When first introduced to Orlando, the rich gold hue colours of his costume and multi textured velvets suggest that he is of an upper class social standing. The detailed gold trim and complex design are signs of wealth and prosperity. Yet as shorts and doublet are young mens clothing, we are able to see that he is still regarded as somewhat juvenile and immature by his peers.
The costume of Queen Elizabeth is incredibly intricate and detailed. The large ruff and abundance of jewellery show status and power. The Queen has the most elaborate clothing, as she is the most important. Despite her increasing age her elaborate headpiece fine dress give her a graceful and beautiful appearance.
The difference between the two characters is exemplified through costume. Orlando's costume is covered in pearls, a traditional sign of purity, as he has not been tainted yet by the 'treachery of women'. Sacha is the exotic foreigner, who's costume is abundant in misty dark colour and and thick primal furs.
Here we are able to see Orlando's transition deeper into the Turkish culture. He has shed all past English influence and now dresses similarly to the Khan. We can also see plenty of foreshadowing for his upcoming transition into a women as the costume is very androgynous and halfway between the Turkish men's clothing and what we see the women of Constantinople wearing.
Here we see Orlando taking on the clothes of a woman after transition. The heavily structured outfit incorporates a bodice and hoop to emphasise the curves of the new womanly body. The feminine details such as ribbons and ruffles also suggest the embracing of the female sex. As Orlando holds the mirror it suggest that she is still fascinated by her new found womanhood, and is still getting to grips with it.

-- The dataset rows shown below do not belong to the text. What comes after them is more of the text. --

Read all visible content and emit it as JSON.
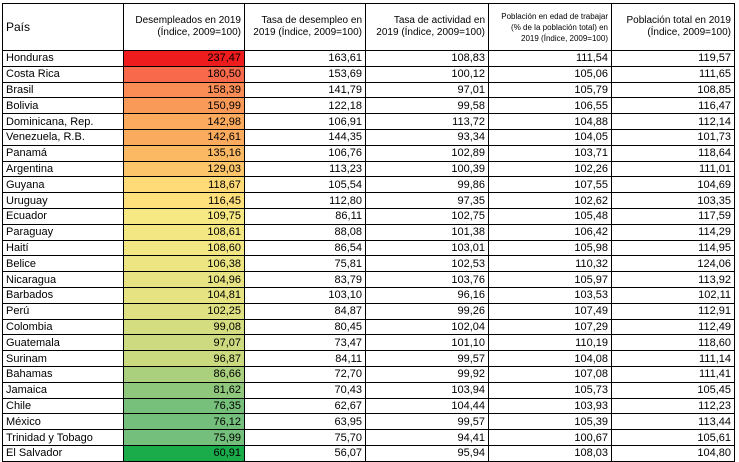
{
  "headers": [
    "País",
    "Desempleados en 2019 (Índice, 2009=100)",
    "Tasa de desempleo en 2019 (Índice, 2009=100)",
    "Tasa de actividad en 2019 (Índice, 2009=100)",
    "Población en edad de trabajar (% de la población total) en 2019 (Índice, 2009=100)",
    "Población total en 2019 (Índice, 2009=100)"
  ],
  "heat_colors": [
    "#f8696b",
    "#ffeb84",
    "#63be7b"
  ],
  "rows": [
    {
      "pais": "Honduras",
      "desempleados": "237,47",
      "tasa_desempleo": "163,61",
      "tasa_actividad": "108,83",
      "pob_edad": "111,54",
      "pob_total": "119,57",
      "heat": "#ee1c1c"
    },
    {
      "pais": "Costa Rica",
      "desempleados": "180,50",
      "tasa_desempleo": "153,69",
      "tasa_actividad": "100,12",
      "pob_edad": "105,06",
      "pob_total": "111,65",
      "heat": "#f8694b"
    },
    {
      "pais": "Brasil",
      "desempleados": "158,39",
      "tasa_desempleo": "141,79",
      "tasa_actividad": "97,01",
      "pob_edad": "105,79",
      "pob_total": "108,85",
      "heat": "#f98d55"
    },
    {
      "pais": "Bolivia",
      "desempleados": "150,99",
      "tasa_desempleo": "122,18",
      "tasa_actividad": "99,58",
      "pob_edad": "106,55",
      "pob_total": "116,47",
      "heat": "#fa9a58"
    },
    {
      "pais": "Dominicana, Rep.",
      "desempleados": "142,98",
      "tasa_desempleo": "106,91",
      "tasa_actividad": "113,72",
      "pob_edad": "104,88",
      "pob_total": "112,14",
      "heat": "#fbaa5e"
    },
    {
      "pais": "Venezuela, R.B.",
      "desempleados": "142,61",
      "tasa_desempleo": "144,35",
      "tasa_actividad": "93,34",
      "pob_edad": "104,05",
      "pob_total": "101,73",
      "heat": "#fbab5e"
    },
    {
      "pais": "Panamá",
      "desempleados": "135,16",
      "tasa_desempleo": "106,76",
      "tasa_actividad": "102,89",
      "pob_edad": "103,71",
      "pob_total": "118,64",
      "heat": "#fcb963"
    },
    {
      "pais": "Argentina",
      "desempleados": "129,03",
      "tasa_desempleo": "113,23",
      "tasa_actividad": "100,39",
      "pob_edad": "102,26",
      "pob_total": "111,01",
      "heat": "#fdc569"
    },
    {
      "pais": "Guyana",
      "desempleados": "118,67",
      "tasa_desempleo": "105,54",
      "tasa_actividad": "99,86",
      "pob_edad": "107,55",
      "pob_total": "104,69",
      "heat": "#fedb77"
    },
    {
      "pais": "Uruguay",
      "desempleados": "116,45",
      "tasa_desempleo": "112,80",
      "tasa_actividad": "97,35",
      "pob_edad": "102,62",
      "pob_total": "103,35",
      "heat": "#ffe07b"
    },
    {
      "pais": "Ecuador",
      "desempleados": "109,75",
      "tasa_desempleo": "86,11",
      "tasa_actividad": "102,75",
      "pob_edad": "105,48",
      "pob_total": "117,59",
      "heat": "#f6e883"
    },
    {
      "pais": "Paraguay",
      "desempleados": "108,61",
      "tasa_desempleo": "88,08",
      "tasa_actividad": "101,38",
      "pob_edad": "106,42",
      "pob_total": "114,29",
      "heat": "#f3e783"
    },
    {
      "pais": "Haití",
      "desempleados": "108,60",
      "tasa_desempleo": "86,54",
      "tasa_actividad": "103,01",
      "pob_edad": "105,98",
      "pob_total": "114,95",
      "heat": "#f3e783"
    },
    {
      "pais": "Belice",
      "desempleados": "106,38",
      "tasa_desempleo": "75,81",
      "tasa_actividad": "102,53",
      "pob_edad": "110,32",
      "pob_total": "124,06",
      "heat": "#ece582"
    },
    {
      "pais": "Nicaragua",
      "desempleados": "104,96",
      "tasa_desempleo": "83,79",
      "tasa_actividad": "103,76",
      "pob_edad": "105,97",
      "pob_total": "113,92",
      "heat": "#e7e382"
    },
    {
      "pais": "Barbados",
      "desempleados": "104,81",
      "tasa_desempleo": "103,10",
      "tasa_actividad": "96,16",
      "pob_edad": "103,53",
      "pob_total": "102,11",
      "heat": "#e6e382"
    },
    {
      "pais": "Perú",
      "desempleados": "102,25",
      "tasa_desempleo": "84,87",
      "tasa_actividad": "99,26",
      "pob_edad": "107,49",
      "pob_total": "112,91",
      "heat": "#dee081"
    },
    {
      "pais": "Colombia",
      "desempleados": "99,08",
      "tasa_desempleo": "80,45",
      "tasa_actividad": "102,04",
      "pob_edad": "107,29",
      "pob_total": "112,49",
      "heat": "#d4dd80"
    },
    {
      "pais": "Guatemala",
      "desempleados": "97,07",
      "tasa_desempleo": "73,47",
      "tasa_actividad": "101,10",
      "pob_edad": "110,19",
      "pob_total": "118,60",
      "heat": "#cdda7f"
    },
    {
      "pais": "Surinam",
      "desempleados": "96,87",
      "tasa_desempleo": "84,11",
      "tasa_actividad": "99,57",
      "pob_edad": "104,08",
      "pob_total": "111,14",
      "heat": "#ccda7f"
    },
    {
      "pais": "Bahamas",
      "desempleados": "86,66",
      "tasa_desempleo": "72,70",
      "tasa_actividad": "99,92",
      "pob_edad": "107,08",
      "pob_total": "111,41",
      "heat": "#aacf7d"
    },
    {
      "pais": "Jamaica",
      "desempleados": "81,62",
      "tasa_desempleo": "70,43",
      "tasa_actividad": "103,94",
      "pob_edad": "105,73",
      "pob_total": "105,45",
      "heat": "#8fc77c"
    },
    {
      "pais": "Chile",
      "desempleados": "76,35",
      "tasa_desempleo": "62,67",
      "tasa_actividad": "104,44",
      "pob_edad": "103,93",
      "pob_total": "112,23",
      "heat": "#76c07b"
    },
    {
      "pais": "México",
      "desempleados": "76,12",
      "tasa_desempleo": "63,95",
      "tasa_actividad": "99,57",
      "pob_edad": "105,39",
      "pob_total": "113,44",
      "heat": "#74bf7b"
    },
    {
      "pais": "Trinidad y Tobago",
      "desempleados": "75,99",
      "tasa_desempleo": "75,70",
      "tasa_actividad": "94,41",
      "pob_edad": "100,67",
      "pob_total": "105,61",
      "heat": "#73bf7b"
    },
    {
      "pais": "El Salvador",
      "desempleados": "60,91",
      "tasa_desempleo": "56,07",
      "tasa_actividad": "95,94",
      "pob_edad": "108,03",
      "pob_total": "104,80",
      "heat": "#1aab4b"
    }
  ]
}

The silhouette of Orlando's new feminine body is heavily emphasised in this dress. The corset and skirt emphasise the waist and hips (that will eventually be used to give birth), yet the fine fabric and ruffles still show wealth. It is interesting to compare the dress to the covered furniture in the background. They almost blend into one another suggesting the new woman Orlando is ready to be uncovered, just like the furniture. The dress is also white in colour the colour of virginity (perhaps for Orlando's uncorrupted body as a woman), and also the colour of a wedding dress foreshadowing her imminent proposal.
Here we see Orlando fully dressed and made up as a woman. From this costume we can clearly see she has retained her wealth and stature. The complicated and opulent design emphasis beauty and matches the sentiment that woman should be decorated. Yet The over the top wig and make up also seem to hint at an underlying pomposity and self consciousness when out in public compared to the simple costume when at home. The soft blue tones also suggest a slight melancholy, perhaps at her new diminished stature as a woman.

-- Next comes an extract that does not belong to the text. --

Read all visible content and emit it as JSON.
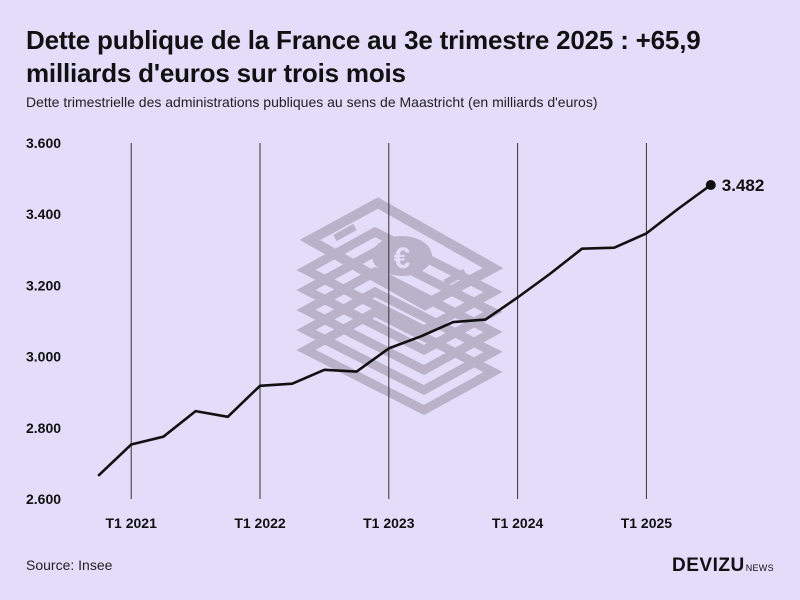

Here we see for the first time a far more sexualised image of Orlando. Although depicting the same time period as before, her costume is very different. She reveals a lot more flesh and it is almost 'saloon girl-esque' in appearance. This clearly down to her sexual encounter with Shelmerdine. The dress is extremely figure fitted and appears to be much more liberated then the demure dress from before. There is an abundance of colour, showing Orlando's sexual awakening, yet it is still distinctly feminine.
Here we see Orlando's final incarnation. She is not only dressed in a contemporary style of clothing now, but the androgynous look seems to suggest a new sense of power equal to that of a man. The publisher in the backgrounds costume is not so fundamentally different from Orlando's. She is not longer downplayed as a woman but rivals men. Her assumption of a more male style of clothing (shirt, boots etc) suggests she has reached a happy medium between both genders.